Yeah, man. This record just makes me so emotional, I can't even hardly sing it. It's a true fact of life.

You influenced all those '60s blues rockers—the Rolling Stones, Jeff Beck, Eric Clapton, Jimmy Hendrix. They sort of owe you a huge debt. Do you think it's been paid?
I think they paid it. They didn't come in and say, "This is a British invasion." That was the media and the jockeys and the radio. Matter of fact, the Rolling Stones came in the Chess Studio when I was recording a record called "My Time After Awhile." I had never saw a white man with hair that long, and I'm saying, "What the hell is this?" We became friends that day. I think it was 1963 or '64. They had a television show called "Shindig," which was poppin' off with nothing but music. They was cravin' to get the Stones. Finally, the Stones agreed and said, "Yeah, we'll come do it but you gotta let us bring Muddy Waters." They said "Who is that?" Mick Jagger got offended and said, "You mean to tell me you don't know who Muddy Waters is, and we named ourselves after one of his famous records?!" [Laughs.]
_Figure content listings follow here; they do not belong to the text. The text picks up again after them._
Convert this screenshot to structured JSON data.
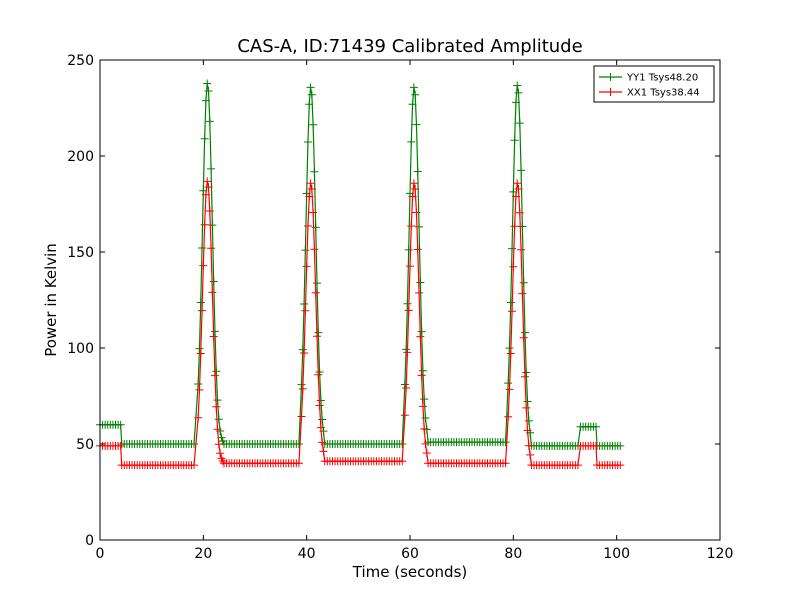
{
  "chart_data": {
    "type": "line",
    "title": "CAS-A, ID:71439 Calibrated Amplitude",
    "xlabel": "Time (seconds)",
    "ylabel": "Power in Kelvin",
    "xlim": [
      0,
      120
    ],
    "ylim": [
      0,
      250
    ],
    "xticks": [
      0,
      20,
      40,
      60,
      80,
      100,
      120
    ],
    "yticks": [
      0,
      50,
      100,
      150,
      200,
      250
    ],
    "grid": false,
    "legend_position": "top-right",
    "marker": "+",
    "series": [
      {
        "name": "YY1 Tsys48.20",
        "color": "#008000",
        "baseline_segments": [
          {
            "from": 0,
            "to": 4,
            "value": 60
          },
          {
            "from": 4.2,
            "to": 18.5,
            "value": 50
          },
          {
            "from": 24,
            "to": 38.5,
            "value": 50
          },
          {
            "from": 43.5,
            "to": 58.5,
            "value": 50
          },
          {
            "from": 63.5,
            "to": 78.5,
            "value": 51
          },
          {
            "from": 83.5,
            "to": 92.8,
            "value": 49
          },
          {
            "from": 93,
            "to": 96,
            "value": 59
          },
          {
            "from": 96.2,
            "to": 101,
            "value": 49
          }
        ],
        "peaks": [
          {
            "x": 20.8,
            "value": 238
          },
          {
            "x": 40.8,
            "value": 236
          },
          {
            "x": 60.8,
            "value": 236
          },
          {
            "x": 80.8,
            "value": 237
          }
        ]
      },
      {
        "name": "XX1 Tsys38.44",
        "color": "#ff0000",
        "baseline_segments": [
          {
            "from": 0,
            "to": 4,
            "value": 49
          },
          {
            "from": 4.2,
            "to": 18.5,
            "value": 39
          },
          {
            "from": 24,
            "to": 38.5,
            "value": 40
          },
          {
            "from": 43.5,
            "to": 58.5,
            "value": 41
          },
          {
            "from": 63.5,
            "to": 78.5,
            "value": 40
          },
          {
            "from": 83.5,
            "to": 92.8,
            "value": 39
          },
          {
            "from": 93,
            "to": 96,
            "value": 49
          },
          {
            "from": 96.2,
            "to": 101,
            "value": 39
          }
        ],
        "peaks": [
          {
            "x": 20.8,
            "value": 187
          },
          {
            "x": 40.8,
            "value": 186
          },
          {
            "x": 60.8,
            "value": 186
          },
          {
            "x": 80.8,
            "value": 186
          }
        ]
      }
    ]
  }
}
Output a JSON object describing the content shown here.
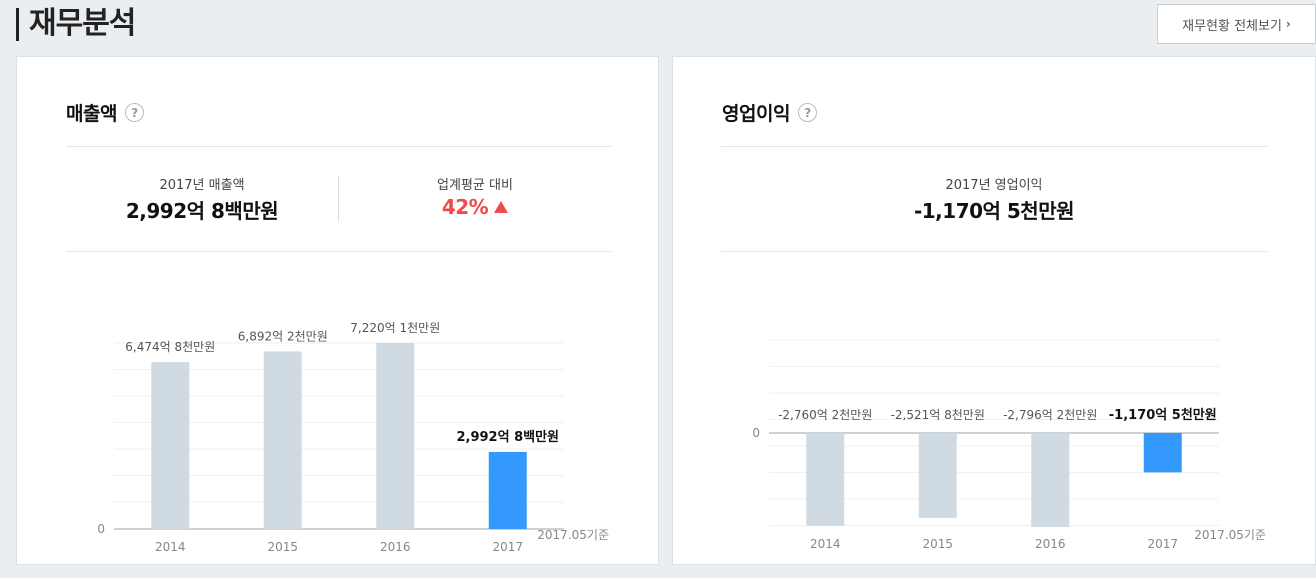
{
  "header": {
    "title": "재무분석",
    "view_all_label": "재무현황 전체보기"
  },
  "revenue": {
    "title": "매출액",
    "current_label": "2017년 매출액",
    "current_value": "2,992억 8백만원",
    "compare_label": "업계평균 대비",
    "compare_value": "42%",
    "note": "2017.05기준",
    "zero_label": "0"
  },
  "operating": {
    "title": "영업이익",
    "current_label": "2017년 영업이익",
    "current_value": "-1,170억 5천만원",
    "note": "2017.05기준",
    "zero_label": "0"
  },
  "colors": {
    "highlight_bar": "#3399ff",
    "normal_bar": "#d0dae2",
    "up_arrow": "#f04a4a"
  },
  "chart_data": [
    {
      "type": "bar",
      "title": "매출액",
      "categories": [
        "2014",
        "2015",
        "2016",
        "2017"
      ],
      "values": [
        6474.8,
        6892.2,
        7220.1,
        2992.08
      ],
      "unit": "억원",
      "labels": [
        "6,474억 8천만원",
        "6,892억 2천만원",
        "7,220억 1천만원",
        "2,992억 8백만원"
      ],
      "ylim": [
        0,
        7220.1
      ],
      "highlight_index": 3,
      "grid": true
    },
    {
      "type": "bar",
      "title": "영업이익",
      "categories": [
        "2014",
        "2015",
        "2016",
        "2017"
      ],
      "values": [
        -2760.2,
        -2521.8,
        -2796.2,
        -1170.5
      ],
      "unit": "억원",
      "labels": [
        "-2,760억 2천만원",
        "-2,521억 8천만원",
        "-2,796억 2천만원",
        "-1,170억 5천만원"
      ],
      "ylim": [
        -2796.2,
        0
      ],
      "highlight_index": 3,
      "grid": true
    }
  ]
}
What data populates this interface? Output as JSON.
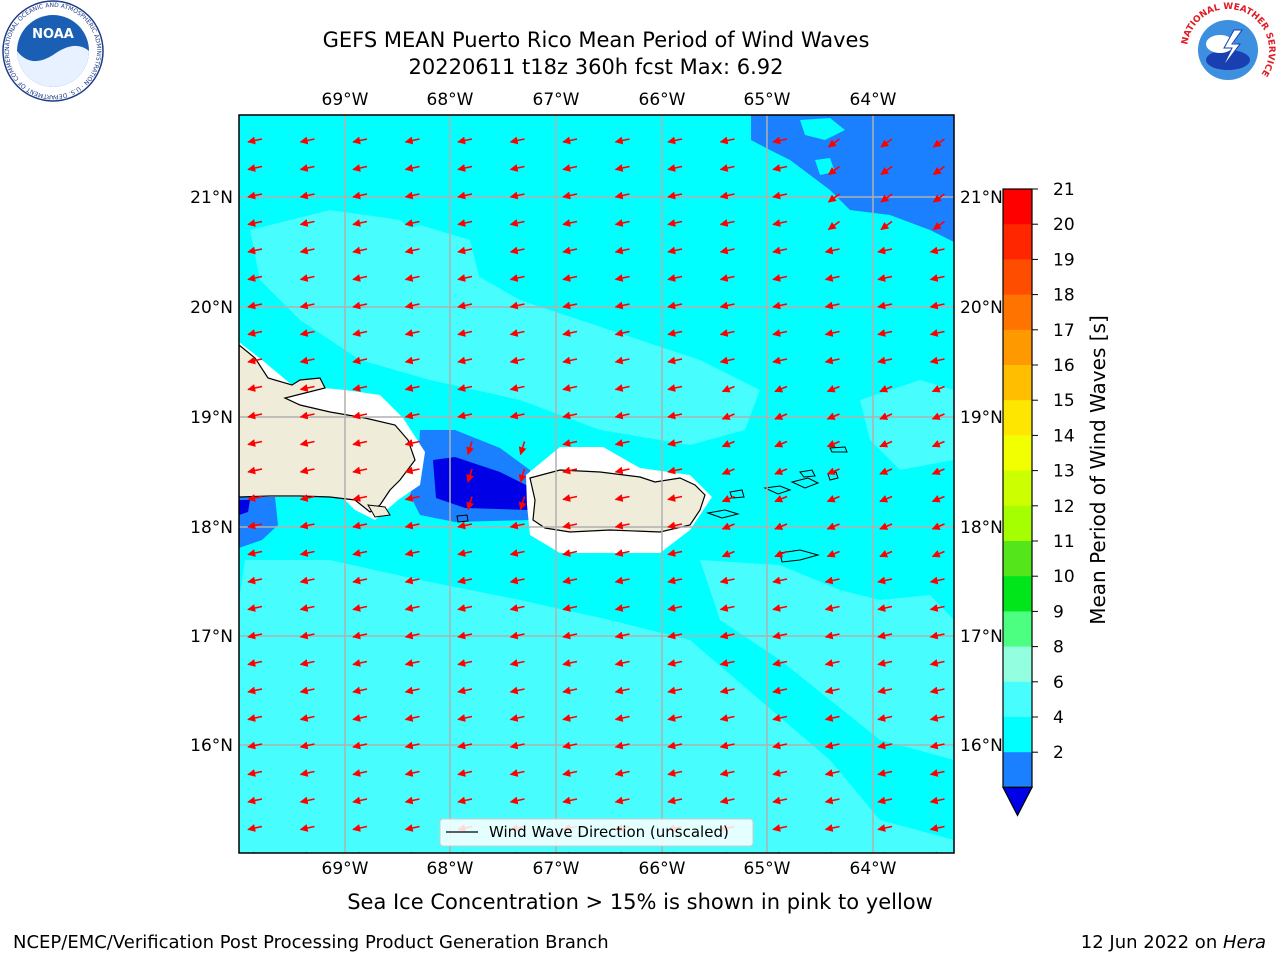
{
  "title": {
    "line1": "GEFS MEAN Puerto Rico Mean Period of Wind Waves",
    "line2": "20220611 t18z 360h fcst   Max: 6.92"
  },
  "logos": {
    "noaa_text": "NOAA",
    "noaa_ring": "NATIONAL OCEANIC AND ATMOSPHERIC ADMINISTRATION · U.S. DEPARTMENT OF COMMERCE",
    "nws_ring": "NATIONAL WEATHER SERVICE"
  },
  "map": {
    "lon_labels": [
      "69°W",
      "68°W",
      "67°W",
      "66°W",
      "65°W",
      "64°W"
    ],
    "lat_labels": [
      "21°N",
      "20°N",
      "19°N",
      "18°N",
      "17°N",
      "16°N"
    ],
    "legend": "Wind Wave Direction (unscaled)",
    "colors": {
      "land": "#efedda",
      "sea_4_6": "#00ffff",
      "sea_6_8": "#47fdfd",
      "sea_2_4": "#1a80ff",
      "sea_lt2": "#0000e6",
      "arrow": "#ff0000"
    }
  },
  "colorbar": {
    "title": "Mean Period of Wind Waves [s]",
    "ticks": [
      "21",
      "20",
      "19",
      "18",
      "17",
      "16",
      "15",
      "14",
      "13",
      "12",
      "11",
      "10",
      "9",
      "8",
      "6",
      "4",
      "2"
    ],
    "colors": [
      "#ff0000",
      "#ff2600",
      "#ff4d00",
      "#ff7300",
      "#ff9900",
      "#ffbf00",
      "#ffe600",
      "#f2ff00",
      "#ccff00",
      "#a6ff00",
      "#54e61a",
      "#00e61a",
      "#4dff80",
      "#94ffe0",
      "#47fdfd",
      "#00ffff",
      "#1a80ff"
    ],
    "under_color": "#0000e6"
  },
  "footer": {
    "note": "Sea Ice Concentration > 15% is shown in pink to yellow",
    "left": "NCEP/EMC/Verification Post Processing Product Generation Branch",
    "right_prefix": "12 Jun 2022 on ",
    "right_host": "Hera"
  }
}
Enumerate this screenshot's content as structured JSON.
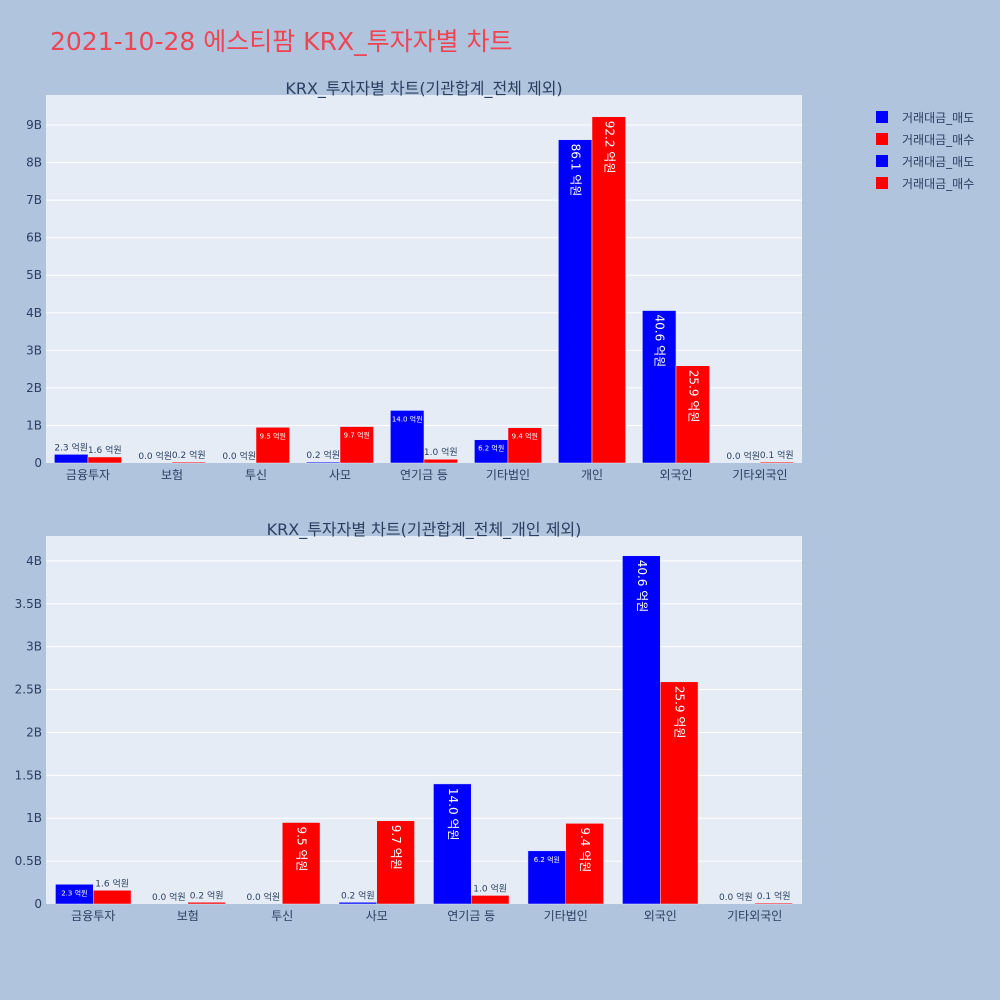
{
  "title": "2021-10-28 에스티팜 KRX_투자자별 차트",
  "legend": [
    {
      "label": "거래대금_매도",
      "color": "#0000ff"
    },
    {
      "label": "거래대금_매수",
      "color": "#ff0000"
    },
    {
      "label": "거래대금_매도",
      "color": "#0000ff"
    },
    {
      "label": "거래대금_매수",
      "color": "#ff0000"
    }
  ],
  "chart_data": [
    {
      "type": "bar",
      "title": "KRX_투자자별 차트(기관합계_전체 제외)",
      "categories": [
        "금융투자",
        "보험",
        "투신",
        "사모",
        "연기금 등",
        "기타법인",
        "개인",
        "외국인",
        "기타외국인"
      ],
      "series": [
        {
          "name": "거래대금_매도",
          "color": "#0000ff",
          "values": [
            230000000,
            0,
            0,
            20000000,
            1400000000,
            620000000,
            8610000000,
            4060000000,
            0
          ],
          "labels": [
            "2.3 억원",
            "0.0 억원",
            "0.0 억원",
            "0.2 억원",
            "14.0 억원",
            "6.2 억원",
            "86.1 억원",
            "40.6 억원",
            "0.0 억원"
          ]
        },
        {
          "name": "거래대금_매수",
          "color": "#ff0000",
          "values": [
            160000000,
            20000000,
            950000000,
            970000000,
            100000000,
            940000000,
            9220000000,
            2590000000,
            10000000
          ],
          "labels": [
            "1.6 억원",
            "0.2 억원",
            "9.5 억원",
            "9.7 억원",
            "1.0 억원",
            "9.4 억원",
            "92.2 억원",
            "25.9 억원",
            "0.1 억원"
          ]
        }
      ],
      "yticks": [
        0,
        1000000000,
        2000000000,
        3000000000,
        4000000000,
        5000000000,
        6000000000,
        7000000000,
        8000000000,
        9000000000
      ],
      "ytick_labels": [
        "0",
        "1B",
        "2B",
        "3B",
        "4B",
        "5B",
        "6B",
        "7B",
        "8B",
        "9B"
      ],
      "ylim": [
        0,
        9800000000
      ]
    },
    {
      "type": "bar",
      "title": "KRX_투자자별 차트(기관합계_전체_개인 제외)",
      "categories": [
        "금융투자",
        "보험",
        "투신",
        "사모",
        "연기금 등",
        "기타법인",
        "외국인",
        "기타외국인"
      ],
      "series": [
        {
          "name": "거래대금_매도",
          "color": "#0000ff",
          "values": [
            230000000,
            0,
            0,
            20000000,
            1400000000,
            620000000,
            4060000000,
            0
          ],
          "labels": [
            "2.3 억원",
            "0.0 억원",
            "0.0 억원",
            "0.2 억원",
            "14.0 억원",
            "6.2 억원",
            "40.6 억원",
            "0.0 억원"
          ]
        },
        {
          "name": "거래대금_매수",
          "color": "#ff0000",
          "values": [
            160000000,
            20000000,
            950000000,
            970000000,
            100000000,
            940000000,
            2590000000,
            10000000
          ],
          "labels": [
            "1.6 억원",
            "0.2 억원",
            "9.5 억원",
            "9.7 억원",
            "1.0 억원",
            "9.4 억원",
            "25.9 억원",
            "0.1 억원"
          ]
        }
      ],
      "yticks": [
        0,
        500000000,
        1000000000,
        1500000000,
        2000000000,
        2500000000,
        3000000000,
        3500000000,
        4000000000
      ],
      "ytick_labels": [
        "0",
        "0.5B",
        "1B",
        "1.5B",
        "2B",
        "2.5B",
        "3B",
        "3.5B",
        "4B"
      ],
      "ylim": [
        0,
        4290000000
      ]
    }
  ]
}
Now all those guys are the old-timers.
If you stay here long enough, you're going to get old. I got the gout. It gets in your feet; it's a big pain. And you know what? I'm just going to hop on it and play. If you don't live long enough to get it, you'll never know.

Who are the young guys today that give you hope?
You got Derek Trucks on that record. On that cut "Who's Gonna Fill Those Shoes," that's an 8-year-old kid Quinn Sullivan playing one of them solos on there, man. He's 9 now. When I first met this kid, he got a polka-dot bandana on, he's sitting there with his guitar and his dad. I said, "Come on up, man, let me hit these two notes and be through." Man, that kid matched me note for note for all the rest of the night. I just cannot ignore this. I gotta let somebody know what can be done at 8 years old and 9 years old. The blues need it.

What did getting inducted into the Rock and Roll Hall of Fame mean to you?
I got a lot of awards. Every time I accepted an award, I accepted an award in honor of all the people who should have got that award before me, some of 'em don't even have headstones. Every award I got, including the Hall of Fame, it shoulda been Smokey Hogg, Lightin' Hopkins and on and on and on. I don't know who in and who out, but I know some of them is not in there.

Well at least you've still got the fire.
Thank you very much. I hope we get a few million people feel like you do. I'll be the happiest man alive.